The ever maturing technology of silicon photomultipliers (SiPMs) has a range of advantages over traditional photomultiplier tubes (PMTs). As such, SiPMs are quickly replacing PMTs in a range of physics experiments. The technology is already included in the LHCb SciFi tracker and is foreseen to be used in CMS’ HGCAL, as well as in detectors at proposed future colliders. For these applications the important advantages of SiPMs over PMTs are their higher photo-detection efficiencies (by roughly a factor of two), their lower operating voltage (30-70 V compared to kV’s) and their small size, which allows them to be integrated in compact calorimeters. For space-based instruments — such as the POLAR-2 gamma-ray mission, which aims to use 6400 SiPM channels (see image) — a further advantage is the lack of a glass window, which gives SiPMs the mechanical robustness required during launch. There is, however, a disadvantage with SiPMs: dark current, which flows when the device is not illuminated and is greatly aggravated after exposure to radiation.
In order to strengthen the community and make progress on this technological issue, a dedicated workshop was held at CERN in a hybrid format from 25 to 29 April. Organized by the University of Geneva and funded by the Swiss National Science Foundation, the event attracted around 100 experts from academia and industry. The participants included experts in silicon radiation damage from the University of Hamburg who showed both the complexity of the problem and the need for further studies. Whereas the non-ionizing energy loss concept used to predict radiation damage in silicon is linearly correlated to the degradation of semiconductor devices in a radiation field, this appears to be violated for SiPMs. Instead, dedicated measurements for different types of SiPMs in a variety of radiation fields are required to understand the types of damage and their consequences on the SiPMs’ performance. Several such measurements, performed using both proton and neutron beams, were presented at the April workshop, while plans were made to coordinate such efforts in the future, for example by performing tests of one type of SiPMs at different facilities followed by identical analysis of the irradiated samples. In addition, an online platform to discuss upcoming results was established.

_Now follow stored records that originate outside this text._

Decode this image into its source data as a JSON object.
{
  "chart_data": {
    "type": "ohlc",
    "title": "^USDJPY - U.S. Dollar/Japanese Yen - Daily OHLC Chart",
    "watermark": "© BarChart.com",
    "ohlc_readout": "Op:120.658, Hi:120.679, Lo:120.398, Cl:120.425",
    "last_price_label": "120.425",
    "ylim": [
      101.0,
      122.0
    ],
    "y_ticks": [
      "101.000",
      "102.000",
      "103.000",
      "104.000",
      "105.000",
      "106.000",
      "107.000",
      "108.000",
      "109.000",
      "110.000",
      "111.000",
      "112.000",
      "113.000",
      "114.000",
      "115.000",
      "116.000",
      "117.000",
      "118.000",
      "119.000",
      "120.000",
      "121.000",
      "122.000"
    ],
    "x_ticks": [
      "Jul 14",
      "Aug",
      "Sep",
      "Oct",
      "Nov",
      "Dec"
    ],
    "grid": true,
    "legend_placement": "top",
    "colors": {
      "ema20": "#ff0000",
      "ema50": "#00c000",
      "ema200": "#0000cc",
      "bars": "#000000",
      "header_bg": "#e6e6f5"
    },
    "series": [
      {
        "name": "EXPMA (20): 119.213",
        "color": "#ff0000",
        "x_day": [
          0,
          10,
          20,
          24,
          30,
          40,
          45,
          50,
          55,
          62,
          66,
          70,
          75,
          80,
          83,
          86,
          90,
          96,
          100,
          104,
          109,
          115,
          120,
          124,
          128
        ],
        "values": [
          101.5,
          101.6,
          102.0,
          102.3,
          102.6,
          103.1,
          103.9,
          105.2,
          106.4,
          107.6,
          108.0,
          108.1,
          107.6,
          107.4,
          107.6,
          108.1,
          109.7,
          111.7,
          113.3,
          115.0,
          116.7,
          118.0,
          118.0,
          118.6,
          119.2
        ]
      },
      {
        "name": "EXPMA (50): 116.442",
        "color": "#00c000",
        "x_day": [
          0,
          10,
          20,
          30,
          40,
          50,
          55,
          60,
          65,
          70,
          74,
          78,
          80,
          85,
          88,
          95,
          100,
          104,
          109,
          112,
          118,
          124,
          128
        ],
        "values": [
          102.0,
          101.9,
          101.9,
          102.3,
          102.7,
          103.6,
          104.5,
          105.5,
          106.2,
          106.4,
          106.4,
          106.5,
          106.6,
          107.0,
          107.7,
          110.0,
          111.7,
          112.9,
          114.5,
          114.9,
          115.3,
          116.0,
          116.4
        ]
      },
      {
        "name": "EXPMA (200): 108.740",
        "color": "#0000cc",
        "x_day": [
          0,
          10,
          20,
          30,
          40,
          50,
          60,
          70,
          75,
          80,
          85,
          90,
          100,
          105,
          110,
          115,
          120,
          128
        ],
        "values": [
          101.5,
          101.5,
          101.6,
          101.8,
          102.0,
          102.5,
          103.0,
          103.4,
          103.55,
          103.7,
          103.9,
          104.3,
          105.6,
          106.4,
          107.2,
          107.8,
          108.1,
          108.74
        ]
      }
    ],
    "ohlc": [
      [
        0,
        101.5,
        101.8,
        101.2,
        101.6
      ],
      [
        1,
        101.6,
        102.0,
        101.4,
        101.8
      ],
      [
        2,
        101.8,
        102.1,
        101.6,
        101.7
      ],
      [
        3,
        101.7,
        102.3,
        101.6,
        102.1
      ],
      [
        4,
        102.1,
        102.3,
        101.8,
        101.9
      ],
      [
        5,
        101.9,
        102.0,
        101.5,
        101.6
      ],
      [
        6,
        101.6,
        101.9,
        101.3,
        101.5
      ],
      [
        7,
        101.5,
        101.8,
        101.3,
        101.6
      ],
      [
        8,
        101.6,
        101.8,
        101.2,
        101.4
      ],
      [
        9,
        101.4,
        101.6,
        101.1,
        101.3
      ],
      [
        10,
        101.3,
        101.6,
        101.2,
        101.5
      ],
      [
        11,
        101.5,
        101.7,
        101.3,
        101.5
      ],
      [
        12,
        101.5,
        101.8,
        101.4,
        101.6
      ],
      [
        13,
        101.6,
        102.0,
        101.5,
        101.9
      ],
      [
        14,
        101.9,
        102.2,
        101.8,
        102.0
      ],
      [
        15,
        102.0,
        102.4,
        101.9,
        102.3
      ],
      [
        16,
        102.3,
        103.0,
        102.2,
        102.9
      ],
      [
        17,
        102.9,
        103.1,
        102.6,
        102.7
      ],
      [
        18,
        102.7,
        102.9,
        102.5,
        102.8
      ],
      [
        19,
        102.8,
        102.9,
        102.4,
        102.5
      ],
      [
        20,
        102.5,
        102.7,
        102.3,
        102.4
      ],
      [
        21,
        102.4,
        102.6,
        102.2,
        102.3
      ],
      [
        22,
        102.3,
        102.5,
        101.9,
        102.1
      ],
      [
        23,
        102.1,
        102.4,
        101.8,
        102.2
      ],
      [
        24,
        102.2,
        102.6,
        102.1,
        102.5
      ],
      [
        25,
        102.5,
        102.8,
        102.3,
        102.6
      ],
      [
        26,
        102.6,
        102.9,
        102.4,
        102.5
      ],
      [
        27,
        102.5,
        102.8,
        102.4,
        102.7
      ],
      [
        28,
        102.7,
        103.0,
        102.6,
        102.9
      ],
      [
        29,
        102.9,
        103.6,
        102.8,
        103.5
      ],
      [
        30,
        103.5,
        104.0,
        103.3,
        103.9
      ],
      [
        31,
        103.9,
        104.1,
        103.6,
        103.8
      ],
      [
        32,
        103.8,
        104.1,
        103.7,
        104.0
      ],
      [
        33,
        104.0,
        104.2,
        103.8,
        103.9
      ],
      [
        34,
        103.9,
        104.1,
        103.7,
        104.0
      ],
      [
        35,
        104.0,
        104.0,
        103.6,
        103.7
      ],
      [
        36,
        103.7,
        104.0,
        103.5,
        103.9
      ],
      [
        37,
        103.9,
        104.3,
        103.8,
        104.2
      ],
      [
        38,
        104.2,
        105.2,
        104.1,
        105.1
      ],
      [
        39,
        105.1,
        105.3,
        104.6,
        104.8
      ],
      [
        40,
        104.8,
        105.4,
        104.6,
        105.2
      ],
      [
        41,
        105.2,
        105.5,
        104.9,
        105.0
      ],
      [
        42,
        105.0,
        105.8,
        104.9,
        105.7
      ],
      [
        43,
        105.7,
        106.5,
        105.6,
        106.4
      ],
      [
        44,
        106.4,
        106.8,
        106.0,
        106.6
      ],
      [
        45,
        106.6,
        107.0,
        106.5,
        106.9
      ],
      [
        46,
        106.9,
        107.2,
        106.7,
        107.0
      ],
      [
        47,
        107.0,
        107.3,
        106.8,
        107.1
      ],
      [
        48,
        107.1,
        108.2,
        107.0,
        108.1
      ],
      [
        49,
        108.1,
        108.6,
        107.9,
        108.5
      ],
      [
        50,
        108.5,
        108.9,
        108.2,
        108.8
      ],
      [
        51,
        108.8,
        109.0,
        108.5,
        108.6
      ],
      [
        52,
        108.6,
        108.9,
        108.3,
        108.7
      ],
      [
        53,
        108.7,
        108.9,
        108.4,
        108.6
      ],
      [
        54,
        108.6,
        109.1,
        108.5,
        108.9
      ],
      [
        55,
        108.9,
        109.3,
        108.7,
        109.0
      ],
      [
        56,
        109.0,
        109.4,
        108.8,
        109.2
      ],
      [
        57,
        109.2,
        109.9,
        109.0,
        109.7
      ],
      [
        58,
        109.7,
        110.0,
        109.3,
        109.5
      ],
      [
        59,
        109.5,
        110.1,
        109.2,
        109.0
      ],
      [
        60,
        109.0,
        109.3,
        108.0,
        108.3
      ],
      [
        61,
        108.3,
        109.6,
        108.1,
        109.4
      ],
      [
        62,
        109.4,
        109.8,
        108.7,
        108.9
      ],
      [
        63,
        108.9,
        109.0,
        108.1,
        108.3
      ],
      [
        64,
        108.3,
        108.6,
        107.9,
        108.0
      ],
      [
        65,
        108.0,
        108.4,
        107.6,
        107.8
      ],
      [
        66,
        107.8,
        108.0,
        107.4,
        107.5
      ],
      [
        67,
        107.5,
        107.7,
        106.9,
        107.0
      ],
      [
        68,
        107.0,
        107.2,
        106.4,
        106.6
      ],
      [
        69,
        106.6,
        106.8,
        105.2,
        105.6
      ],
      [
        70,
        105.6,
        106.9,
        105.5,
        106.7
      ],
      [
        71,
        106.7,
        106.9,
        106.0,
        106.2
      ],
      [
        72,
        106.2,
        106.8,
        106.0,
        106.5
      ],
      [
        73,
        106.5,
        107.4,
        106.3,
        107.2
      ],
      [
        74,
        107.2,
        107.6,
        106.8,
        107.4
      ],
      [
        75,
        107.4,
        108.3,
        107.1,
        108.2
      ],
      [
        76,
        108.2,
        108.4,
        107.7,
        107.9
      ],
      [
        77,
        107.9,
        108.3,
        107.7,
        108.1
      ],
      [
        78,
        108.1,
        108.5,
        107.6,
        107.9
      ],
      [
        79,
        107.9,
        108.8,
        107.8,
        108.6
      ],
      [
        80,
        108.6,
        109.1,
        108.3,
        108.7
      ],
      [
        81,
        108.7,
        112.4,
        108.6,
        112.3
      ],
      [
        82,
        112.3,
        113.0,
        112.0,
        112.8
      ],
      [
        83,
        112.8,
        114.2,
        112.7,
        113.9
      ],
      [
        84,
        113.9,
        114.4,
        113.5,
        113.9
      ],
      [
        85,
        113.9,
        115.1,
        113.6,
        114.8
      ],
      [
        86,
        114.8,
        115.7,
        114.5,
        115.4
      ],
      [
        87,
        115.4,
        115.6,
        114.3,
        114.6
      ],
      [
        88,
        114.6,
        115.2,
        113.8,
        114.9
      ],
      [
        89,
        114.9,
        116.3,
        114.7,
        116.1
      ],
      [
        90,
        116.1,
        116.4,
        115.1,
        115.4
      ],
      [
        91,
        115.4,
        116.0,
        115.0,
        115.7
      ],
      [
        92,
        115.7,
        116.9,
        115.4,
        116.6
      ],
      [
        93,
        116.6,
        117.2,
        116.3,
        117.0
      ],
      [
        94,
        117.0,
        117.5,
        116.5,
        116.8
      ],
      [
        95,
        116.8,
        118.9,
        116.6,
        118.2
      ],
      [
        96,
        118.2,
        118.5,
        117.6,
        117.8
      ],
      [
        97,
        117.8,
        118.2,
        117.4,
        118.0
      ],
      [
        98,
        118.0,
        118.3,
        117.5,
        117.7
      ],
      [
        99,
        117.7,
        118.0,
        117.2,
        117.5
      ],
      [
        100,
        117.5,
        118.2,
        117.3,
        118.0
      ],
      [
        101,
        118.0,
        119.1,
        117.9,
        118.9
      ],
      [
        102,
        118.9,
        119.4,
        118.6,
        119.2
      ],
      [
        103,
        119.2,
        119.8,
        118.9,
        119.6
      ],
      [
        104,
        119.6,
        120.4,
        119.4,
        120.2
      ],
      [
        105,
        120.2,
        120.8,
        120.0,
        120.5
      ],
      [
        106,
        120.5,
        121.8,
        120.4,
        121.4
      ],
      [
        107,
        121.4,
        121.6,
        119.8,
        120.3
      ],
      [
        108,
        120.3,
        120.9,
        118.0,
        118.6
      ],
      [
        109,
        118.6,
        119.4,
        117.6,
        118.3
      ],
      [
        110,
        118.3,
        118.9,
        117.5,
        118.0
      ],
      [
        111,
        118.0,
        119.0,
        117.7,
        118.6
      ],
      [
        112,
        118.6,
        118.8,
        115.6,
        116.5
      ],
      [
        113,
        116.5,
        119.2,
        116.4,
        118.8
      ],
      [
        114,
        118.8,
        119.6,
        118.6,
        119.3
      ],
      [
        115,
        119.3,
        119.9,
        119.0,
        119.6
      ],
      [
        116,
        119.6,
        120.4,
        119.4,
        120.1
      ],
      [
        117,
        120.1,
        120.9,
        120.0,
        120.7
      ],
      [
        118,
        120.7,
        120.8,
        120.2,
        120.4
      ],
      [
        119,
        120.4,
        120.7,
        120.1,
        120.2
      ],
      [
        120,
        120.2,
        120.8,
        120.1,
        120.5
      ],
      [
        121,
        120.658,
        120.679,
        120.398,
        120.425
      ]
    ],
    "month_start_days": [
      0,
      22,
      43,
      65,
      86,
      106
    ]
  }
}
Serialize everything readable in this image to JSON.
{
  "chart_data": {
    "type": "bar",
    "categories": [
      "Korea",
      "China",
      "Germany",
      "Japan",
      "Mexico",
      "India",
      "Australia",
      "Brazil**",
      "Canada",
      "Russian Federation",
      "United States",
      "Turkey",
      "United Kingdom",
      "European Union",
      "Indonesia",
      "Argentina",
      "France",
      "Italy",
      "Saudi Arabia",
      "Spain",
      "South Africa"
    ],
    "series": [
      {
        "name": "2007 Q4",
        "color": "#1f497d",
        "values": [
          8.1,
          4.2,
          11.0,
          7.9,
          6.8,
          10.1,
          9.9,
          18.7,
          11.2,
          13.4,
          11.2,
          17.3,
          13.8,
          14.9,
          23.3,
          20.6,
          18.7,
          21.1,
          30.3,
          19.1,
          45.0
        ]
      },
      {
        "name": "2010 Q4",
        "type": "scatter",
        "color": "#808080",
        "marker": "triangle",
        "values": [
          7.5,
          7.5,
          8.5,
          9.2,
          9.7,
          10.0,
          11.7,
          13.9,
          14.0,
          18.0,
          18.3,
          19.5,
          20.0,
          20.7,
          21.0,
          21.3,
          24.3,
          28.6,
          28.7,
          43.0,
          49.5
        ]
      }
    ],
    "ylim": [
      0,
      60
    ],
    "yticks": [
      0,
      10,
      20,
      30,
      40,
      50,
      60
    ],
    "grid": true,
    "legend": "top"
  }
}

The lack of a glass window gives SiPMs the mechanical robustness required during launch
The damage sustained by radiation manifests itself mainly in the form of an increased dark current. As presented at the workshop, this increase can cause a vicious cycle because the increased current can cause self-heating, which further increases the highly temperature-dependent dark current. These issues are of great importance for future space missions as they influence the power budget, causing the scientific performance to degrade over time. Data from the first SiPM based in-orbit detectors, such as the SIRI mission by the US Naval Research Lab, the Chinese-led GECAM and GRID detectors and the Japanese-Czech GRBAlpha payload, were presented. It is clear that although SiPMs have advantages over PMTs, the radiation, which is highly dependent on the satellite’s orbit, can cause a significant degradation in performance that limits low-earth orbit missions to several years in space. Based on these results, a future Moon mission has decided against the use of SiPMs and reverted to PMTs.
Solutions to radiation damage in SiPMs were also discussed at length. These are mainly in the form of speeding up the annealing of the damage by exposing SiPMs to hotter environments for short periods. Additionally, cooling of the SiPM during data taking will not only decrease the dark current directly, but could also reduce the radiation damage itself, although further research on this topic is required.
Overall, the workshop indicated significant further studies are required to predict the impact of radiation damage on future experiments.